"Far as I know," Max said. He looked at the motorless aircraft. "You sure you been checked out on these things, captain?"
"Yes," Joe said. "I bought this particular soaring glider more than a year ago, and I've put almost a thousand hours in it. Now, where's the pilot of that light plane?"
A single-engined sports plane was attached to the glider by a fifty-foot nylon rope. Even as Joe spoke, a youngster poked his head from the plane's window and grinned back at them. "Ready?" he yelled.
"Come on, Max," Joe said. "Let's pull the canopy off this thing. We don't want it in the way while you're semaphoring."

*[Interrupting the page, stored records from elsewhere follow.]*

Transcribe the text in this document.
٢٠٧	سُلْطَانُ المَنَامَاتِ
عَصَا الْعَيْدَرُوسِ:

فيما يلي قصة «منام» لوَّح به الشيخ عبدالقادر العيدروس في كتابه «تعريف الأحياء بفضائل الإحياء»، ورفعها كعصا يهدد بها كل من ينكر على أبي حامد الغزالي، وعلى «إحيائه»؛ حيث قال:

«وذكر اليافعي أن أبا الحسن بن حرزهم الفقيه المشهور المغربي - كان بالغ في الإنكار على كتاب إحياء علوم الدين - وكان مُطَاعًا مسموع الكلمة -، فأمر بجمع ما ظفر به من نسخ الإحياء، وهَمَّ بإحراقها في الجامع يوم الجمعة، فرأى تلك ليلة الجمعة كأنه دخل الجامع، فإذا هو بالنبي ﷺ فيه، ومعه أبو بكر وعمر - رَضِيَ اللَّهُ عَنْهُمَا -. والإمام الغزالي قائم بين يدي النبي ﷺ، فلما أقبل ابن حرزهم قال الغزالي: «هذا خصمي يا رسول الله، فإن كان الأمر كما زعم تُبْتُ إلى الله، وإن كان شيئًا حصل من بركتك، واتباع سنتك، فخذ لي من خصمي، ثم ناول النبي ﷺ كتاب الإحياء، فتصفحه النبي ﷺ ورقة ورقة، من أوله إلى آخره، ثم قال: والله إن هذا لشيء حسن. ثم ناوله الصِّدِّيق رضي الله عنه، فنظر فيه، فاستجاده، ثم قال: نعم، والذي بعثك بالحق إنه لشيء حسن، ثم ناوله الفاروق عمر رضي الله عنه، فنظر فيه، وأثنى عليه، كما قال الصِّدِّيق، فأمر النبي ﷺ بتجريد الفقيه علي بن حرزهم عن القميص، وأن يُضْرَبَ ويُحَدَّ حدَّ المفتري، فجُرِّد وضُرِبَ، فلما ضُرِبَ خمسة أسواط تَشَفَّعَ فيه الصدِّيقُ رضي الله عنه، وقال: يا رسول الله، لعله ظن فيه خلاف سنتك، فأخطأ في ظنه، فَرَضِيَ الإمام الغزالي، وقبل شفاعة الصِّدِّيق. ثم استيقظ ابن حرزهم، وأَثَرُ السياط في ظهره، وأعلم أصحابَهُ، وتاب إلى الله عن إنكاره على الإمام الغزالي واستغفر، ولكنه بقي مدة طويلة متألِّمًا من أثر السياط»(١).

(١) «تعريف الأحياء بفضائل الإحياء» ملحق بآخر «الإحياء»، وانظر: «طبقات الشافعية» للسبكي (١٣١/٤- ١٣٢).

A figure was approaching them from the Administration Building. A uniformed man, and somehow familiar.
"A moment, Captain Mauser!"
Joe placed him now. The Sov-world representative he'd met at Balt Haer's table in the Upper bar a couple of days ago. What was his name? Colonel Arpàd. Lajos Arpàd.
The Hungarian approached and looked at the sailplane in interest. "As a representative of my government, a military attache checking upon possible violations of the Universal Disarmament Pact, may I request what you are about to do, captain?"
Joe Mauser looked at him emptily. "How did you know I was here and what I was doing?"
The Sov colonel smiled gently. "It was by suggestion of Marshal Cogswell. He is a great man for detail. It disturbed him that an ... what did he call it? ... an old pro like yourself should join with Vacuum Tube Transport, rather than Continental Hovercraft. He didn't think it made sense and suggested that possibly you had in mind some scheme that would utilize weapons of a post 1900 period in your efforts to bring success to Baron Haer's forces. So I have investigated, Captain Mauser."